Dragging my disinterested kids to the park where they sulked the whole time and then got sunburned; hiking when one kid refused to walk, standing rigid and rooted to the ground like a tree while another ran straight for the poison ivy; lugging gear through heat and sand as I anxiously watched three kids in the ocean. Yep, in every seemingly fun place lurks all sorts of hidden nightmares.
One of my favorite summer fails was the Fourth of July that my husband looked up from his morning paper with an excited gleam in his eyes. “Kids!” he boomed, and immediately three small elephants trumpeted down the stairs and barreled into the kitchen. “We’re going to Coney Island for the hot dog eating contest!”

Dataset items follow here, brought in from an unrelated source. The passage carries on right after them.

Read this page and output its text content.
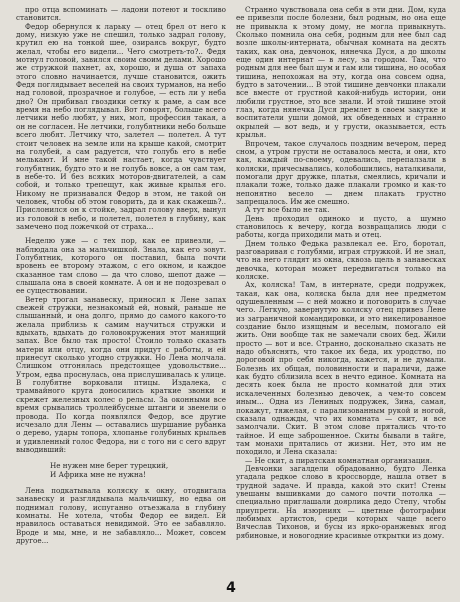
про отца вспоминать — ладони потеют и тоскливо становится.

Федор обернулся к ларьку — отец брел от него к дому, низкую уже не спешил, только задрал голову, крутил ею на тонкой шее, озираясь вокруг, будто желал, чтобы его видели... Чего смотреть-то?.. Федя мотнул головой, завился своим своим делами. Хорошо же стружкой пахнет, ах, хорошо, и душа от запаха этого словно начинается, лучше становится, ожить Федя поглядывает веселей на своих турманов, на небо над головой, прозрачное и голубое, — есть ли у неба дно? Он прибивал гвоздики сетку к раме, а сам все время на небо поглядывал. Вот говорят, больше всего летчики небо любят, у них, мол, профессия такая, а он не согласен. Не летчики, голубятники небо больше всего любят. Летчику что, залетел — полетел. А тут стоит человек на земле или на крыше какой, смотрит на голубей, а сам радуется, что голубь его в небе мелькают. И мне такой настает, когда чувствует голубятник, будто это и не голубь вовсе, а он сам там, в небе-то. И без всяких моторов-двигателей, а сам собой, и только трепещут, как живые крылья его. Никому не признавался Федор в этом, не такой он человек, чтобы об этом говорить, да и как скажешь?.. Прислонился он к стойке, задрал голову вверх, вынул из головой в небо, и полетел, полетел в глубину, как замечено под ложечкой от страха...

Неделю уже — с тех пор, как ее привезли, — наблюдала она за мальчишкой. Знала, как его зовут. Голубятник, которого он поставил, была почти вровень ее второму этажом, с его окном, и каждое сказанное там слово — да что слово, шепот даже — слышала она в своей комнате. А он и не подозревал о ее существовании.

Ветер трогал занавеску, приносил к Лене запах свежей стружки, незнакомый ей, новый, раньше не слышанный, и она долго, прямо до самого какого-то желала приблизь к самим научиться стружки и вдыхать, вдыхать до головокружения этот манящий запах. Все было так просто! Стоило только сказать матери или отцу, когда они придут с работы, и ей принесут сколько угодно стружки. Но Лена молчала. Слишком отгонялась предстоящее удовольствие... Утром, едва проснулась, она прислушивалась к улице. В голубятне ворковали птицы. Издалека, с трамвайного круга доносились краткие звонки и скрежет железных колес о рельсы. За оконными все время срывались троллейбусные штанги и звенели о провода. По когда появлялся Федор, все другие исчезало для Лены — оставались шуршание рубанка о дерево, удары топора, хлопанье голубиных крыльев и удивленный голос Федора, ни с того ни с сего вдруг выводивший:

Не нужен мне берег турецкий,
И Африка мне не нужна!

Лена подкатывала коляску к окну, отодвигала занавеску и разглядывала мальчишку, но едва он поднимал голову, испуганно отъезжала в глубину комнаты. Не хотела, чтобы Федор ее видел. Ей нравилось оставаться невидимой. Это ее забавляло. Вроде и мы, мне, и не забавляло... Может, совсем другое...

Странно чувствовала она себя в эти дни. Дом, куда ее привезли после болезни, был родным, но она еще не привыкла к этому дому, не могла привыкнуть. Сколько помнила она себя, родным для нее был сад возле школы-интерната, обычная комната на десять таких, как она, девчонок, нянечка Дуся, а до школы еще один интернат — в лесу, за городом. Там, что родным для нее был шум и гам или тишина, но особая тишина, непохожая на эту, когда она совсем одна, будто в заточении... В этой тишине девчонки плакали все вместе от грустной какой-нибудь истории, они любили грустное, это все знали. И этой тишине этой глаз, когда нянечка Дуся дремлет в своем закутке и воспитатели ушли домой, их обведенных и странно окрылей — вот ведь, и у грусти, оказывается, есть крылья.

Впрочем, такое случалось поздним вечером, перед сном, а утром грусти не оставалось места, и они, кто как, каждый по-своему, одевались, перепалзали в коляски, причесывались, колобошились, наталкивали, помогали друг дружке, платья, смеялись, кричали и плакали тоже, только даже плакали громко и как-то непонятно весело — днем плакать грустно запрещалось. Им же смешно.

А тут все было не так.

День проходил одиноко и пусто, а шумно становилось к вечеру, когда возвращались люди с работы, когда приходили мать и отец.

Днем только Федька развлекал ее. Его, боротал, разговаривая с голубями, играя стружкой. И не знал, что на него глядят из окна, сквозь щель в занавесках девочка, которая может передвигаться только на коляске.

Ах, коляска! Там, в интернате, среди подружек, такая, как она, коляска была для нее предметом одушевленным — с ней можно и поговорить в случае чего. Легкую, завернутую коляску отец привез Лене из заграничной командировки, и это никелированное создание было изящным и веселым, помогало ей жить. Они вообще так не замечали своих бед. Жили просто — вот и все. Странно, досконально сказать не надо объяснять, что такое их беда, их уродство, по дороговой про себя никогда, кажется, и не думали. Болезнь их общая, половинности и параличи, даже как будто сблизила всех в нечто единое. Комната на десять коек была не просто комнатой для этих искалеченных болезнью девочек, а чем-то совсем иным... Одна из Лениных подружек, Зина, самая, покажут, тяжелая, с парализованным рукой и ногой, сказала однажды, что их комната — скит, и все замолчали. Скит. В этом слове прятались что-то тайное. И еще заброшенное. Скиты бывали в тайге, там монахи прятались от жизни. Нет, это им не походило, и Лена сказала:

— Не скит, а пиратская комнатная организация.

Девчонки загалдели обрадованно, будто Ленка угадала редкое слово в кроссворде, нашла ответ в трудной задаче. И правда, какой это скит! Стены увешаны вышивками до самого почти потолка — специально приглашали доярлика дедо Степу, чтобы приупрети. На изюрниях — цветные фотографии любимых артистов, среди которых чаще всего Вячеслав Тихонов, и бусы из ярко-оранжевых ягод рябиновые, и новогодние красивые открытки из дому.

4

“I don’t want to go,” said my oldest.
“I am not going,” said my middle.
“I’m hungry,” said my youngest.
Undeterred, I immediately began gathering snacks, bathing suits, and towels while smearing sunblock on their squirming bodies. “The contest is a national tradition,” I explained. “We’re gonna see the champ Joey Chestnut. He can eat like 70 hot dogs in 10 minutes!”
“That’s gross,” my oldest sneered.
“He’ll probably die,” my middle chimed in.
“I want a hot dog,” said my youngest.
I ignored them. “Come on!” I encouraged with slightly manic enthusiasm. “It’s going to be so much fun!”
The “fun” turned out to be an hour-and-a-half car ride and a mile hike to the boardwalk in 95 degrees with tens of thousands of people all straining to catch a glimpse of the show. That is, all except my children—one whining he was hot, another complaining to go home, and the third who looked about to doze off, apparently overcome by all the excitement.
The best moment of the day came when we were back home in our living room, clean and cozy on the couch, watching a news piece about what a great day it was in Coney Island at the hot dog eating contest. That’s when we all laughed and laughed.
And there it was—the happy family togetherness I was hoping for right there in our very own living room. No traffic. No hoopla. No stress.
It dawned on me that we didn’t need all the big plans and fancy outings. I didn’t need to turn summer into a rotation of scheduled events. That maybe, just maybe, we could slow down and not force fun, but rather take a moment to really relax. I mean, the lack of anything to do is what we all love about summer, right? So why was I so intent on dragging my kids out of bed to do “something”?
Back when they were younger, it had a lot to do with getting out of the house; with feeling like I was a good mom who “did things” with her kids. And as they got older, the stakes got even higher. I now feel the pressure of time slipping from us. They grow so fast! Memories must be made!